On Fri, 15 Sep 2017, Sven Schreiber wrote:
Am 15.09.2017 um 14:19 schrieb Allin Cottrell:
> On Fri, 15 Sep 2017, Sven Schreiber wrote:
>
>> Am 14.09.2017 um 23:50 schrieb Allin Cottrell:
>>
>>> However, in relation to your example it appears that maybe it's designed
>>> to prevent abrupt changes in weight at the ends of the lag range. As you
>>> compute the weights they jump from and to zero at the end-points; as
>>> Ghysels computes them the profile is smoother.
>>
>> Well, there will _always_ be abrupt jumps to zero, namely at lag N+1.
>
> The jump will not be very abrupt if the prior coefficients are declining,
> which seems to be taken for granted.
Well, except in other cases that we have looked at, like th1==2 and th==1
(which doesn't have to do with the eps thing, of course), where both
implementations jump from (the max weight) 0.1 at N to 0 at N+1.
My personal takeaway is that this beta0/betann is unreliable and/or
misleading by construction. I'd rather go with the other beta or perhaps with
the Almons (not to mention umidas).
One more comment from me: by "seems to be taken for granted" above I
meant that it seems to be taken for granted that suitable beta
hyperparameters for MIDAS are going to exhibit theta2 sufficiently
large in relation to theta1 as to ensure that the weights decline at
higher lags (possibly after an initial hump).
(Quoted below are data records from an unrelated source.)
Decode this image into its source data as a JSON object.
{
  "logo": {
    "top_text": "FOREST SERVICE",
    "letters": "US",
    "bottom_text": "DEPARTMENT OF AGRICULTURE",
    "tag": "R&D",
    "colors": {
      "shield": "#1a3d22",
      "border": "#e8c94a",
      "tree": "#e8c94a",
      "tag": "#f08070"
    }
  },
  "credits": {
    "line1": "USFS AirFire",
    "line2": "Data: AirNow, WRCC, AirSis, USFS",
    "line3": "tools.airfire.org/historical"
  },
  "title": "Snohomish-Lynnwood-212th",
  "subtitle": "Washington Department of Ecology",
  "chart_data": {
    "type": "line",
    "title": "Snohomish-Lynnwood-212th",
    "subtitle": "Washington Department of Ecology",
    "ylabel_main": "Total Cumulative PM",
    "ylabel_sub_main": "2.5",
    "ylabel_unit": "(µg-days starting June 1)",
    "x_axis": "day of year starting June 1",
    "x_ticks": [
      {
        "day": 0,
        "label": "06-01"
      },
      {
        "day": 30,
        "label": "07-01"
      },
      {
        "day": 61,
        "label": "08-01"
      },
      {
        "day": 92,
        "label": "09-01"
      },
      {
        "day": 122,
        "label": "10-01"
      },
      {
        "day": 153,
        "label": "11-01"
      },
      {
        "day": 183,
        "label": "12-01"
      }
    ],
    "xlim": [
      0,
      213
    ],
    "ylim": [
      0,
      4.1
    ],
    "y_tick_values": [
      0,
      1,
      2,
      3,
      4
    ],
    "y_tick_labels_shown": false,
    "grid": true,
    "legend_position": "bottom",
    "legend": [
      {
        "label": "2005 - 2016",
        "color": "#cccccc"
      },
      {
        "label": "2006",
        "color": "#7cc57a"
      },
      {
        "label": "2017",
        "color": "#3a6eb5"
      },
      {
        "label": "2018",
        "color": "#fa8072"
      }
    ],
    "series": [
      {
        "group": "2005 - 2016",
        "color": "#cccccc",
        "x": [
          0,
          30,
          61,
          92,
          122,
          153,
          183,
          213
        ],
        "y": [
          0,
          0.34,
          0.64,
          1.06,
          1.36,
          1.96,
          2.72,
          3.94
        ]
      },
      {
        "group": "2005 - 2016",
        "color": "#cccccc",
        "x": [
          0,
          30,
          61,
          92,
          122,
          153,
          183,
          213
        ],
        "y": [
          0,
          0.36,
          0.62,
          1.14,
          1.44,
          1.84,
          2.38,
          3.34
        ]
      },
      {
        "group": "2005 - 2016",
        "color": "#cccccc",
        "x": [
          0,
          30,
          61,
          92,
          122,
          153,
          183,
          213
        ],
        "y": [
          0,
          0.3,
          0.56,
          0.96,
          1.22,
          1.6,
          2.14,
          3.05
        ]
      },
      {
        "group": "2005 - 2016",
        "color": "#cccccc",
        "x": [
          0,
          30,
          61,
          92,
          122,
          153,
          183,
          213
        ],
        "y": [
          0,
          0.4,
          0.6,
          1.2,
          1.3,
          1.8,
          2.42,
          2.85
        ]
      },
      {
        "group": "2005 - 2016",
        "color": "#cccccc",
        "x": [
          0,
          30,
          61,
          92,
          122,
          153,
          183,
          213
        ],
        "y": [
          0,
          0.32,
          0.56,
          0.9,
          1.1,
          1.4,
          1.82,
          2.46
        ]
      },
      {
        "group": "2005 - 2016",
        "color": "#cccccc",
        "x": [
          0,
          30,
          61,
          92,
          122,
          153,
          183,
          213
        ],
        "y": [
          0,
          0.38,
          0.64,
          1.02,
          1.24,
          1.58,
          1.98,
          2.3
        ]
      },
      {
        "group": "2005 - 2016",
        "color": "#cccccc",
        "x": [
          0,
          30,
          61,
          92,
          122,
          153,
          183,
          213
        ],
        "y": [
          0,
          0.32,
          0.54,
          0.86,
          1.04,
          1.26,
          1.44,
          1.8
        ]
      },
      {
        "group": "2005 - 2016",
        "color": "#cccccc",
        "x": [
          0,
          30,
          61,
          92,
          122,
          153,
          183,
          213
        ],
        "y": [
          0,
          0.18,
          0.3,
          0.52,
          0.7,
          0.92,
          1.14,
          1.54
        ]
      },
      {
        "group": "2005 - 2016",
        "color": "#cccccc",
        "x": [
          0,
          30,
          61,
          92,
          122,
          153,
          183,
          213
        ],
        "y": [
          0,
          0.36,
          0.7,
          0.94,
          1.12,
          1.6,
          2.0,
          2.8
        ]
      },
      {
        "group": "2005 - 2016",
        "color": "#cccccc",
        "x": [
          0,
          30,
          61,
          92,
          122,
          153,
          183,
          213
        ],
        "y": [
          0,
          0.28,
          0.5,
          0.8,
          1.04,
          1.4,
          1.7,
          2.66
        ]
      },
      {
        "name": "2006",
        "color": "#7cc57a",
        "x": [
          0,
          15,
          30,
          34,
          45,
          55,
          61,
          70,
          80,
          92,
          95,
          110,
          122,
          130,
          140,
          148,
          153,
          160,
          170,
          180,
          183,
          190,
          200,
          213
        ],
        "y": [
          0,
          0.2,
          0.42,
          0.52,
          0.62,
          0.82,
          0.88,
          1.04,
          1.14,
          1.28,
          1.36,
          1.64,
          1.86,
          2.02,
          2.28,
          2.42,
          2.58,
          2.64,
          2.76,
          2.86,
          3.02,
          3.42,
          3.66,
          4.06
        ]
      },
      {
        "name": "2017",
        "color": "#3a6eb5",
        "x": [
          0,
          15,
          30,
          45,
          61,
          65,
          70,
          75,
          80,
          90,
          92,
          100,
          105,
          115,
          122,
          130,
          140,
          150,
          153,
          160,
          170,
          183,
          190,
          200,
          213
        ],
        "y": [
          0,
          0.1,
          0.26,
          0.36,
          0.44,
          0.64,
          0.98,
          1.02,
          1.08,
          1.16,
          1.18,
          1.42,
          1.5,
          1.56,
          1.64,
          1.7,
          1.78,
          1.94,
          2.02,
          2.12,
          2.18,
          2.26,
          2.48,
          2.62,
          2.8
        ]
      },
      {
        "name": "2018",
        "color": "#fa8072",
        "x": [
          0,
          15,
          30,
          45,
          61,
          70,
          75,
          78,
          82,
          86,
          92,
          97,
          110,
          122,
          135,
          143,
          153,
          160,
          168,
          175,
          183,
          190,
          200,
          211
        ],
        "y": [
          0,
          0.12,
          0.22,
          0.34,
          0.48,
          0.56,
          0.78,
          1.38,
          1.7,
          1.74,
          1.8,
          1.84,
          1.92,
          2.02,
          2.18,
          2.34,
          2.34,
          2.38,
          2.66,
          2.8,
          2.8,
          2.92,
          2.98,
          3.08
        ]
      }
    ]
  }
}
And in that case the
"zero last lag" (two-param) version really does give a zero last lag.
If, on the contrary, the params are such that the weights are flat or
even increasing at higher lags, then "zero last lag" does not get
imposed by Ghysels' algorithm, but I guess that means there's
misspecification: not enough lags have been included.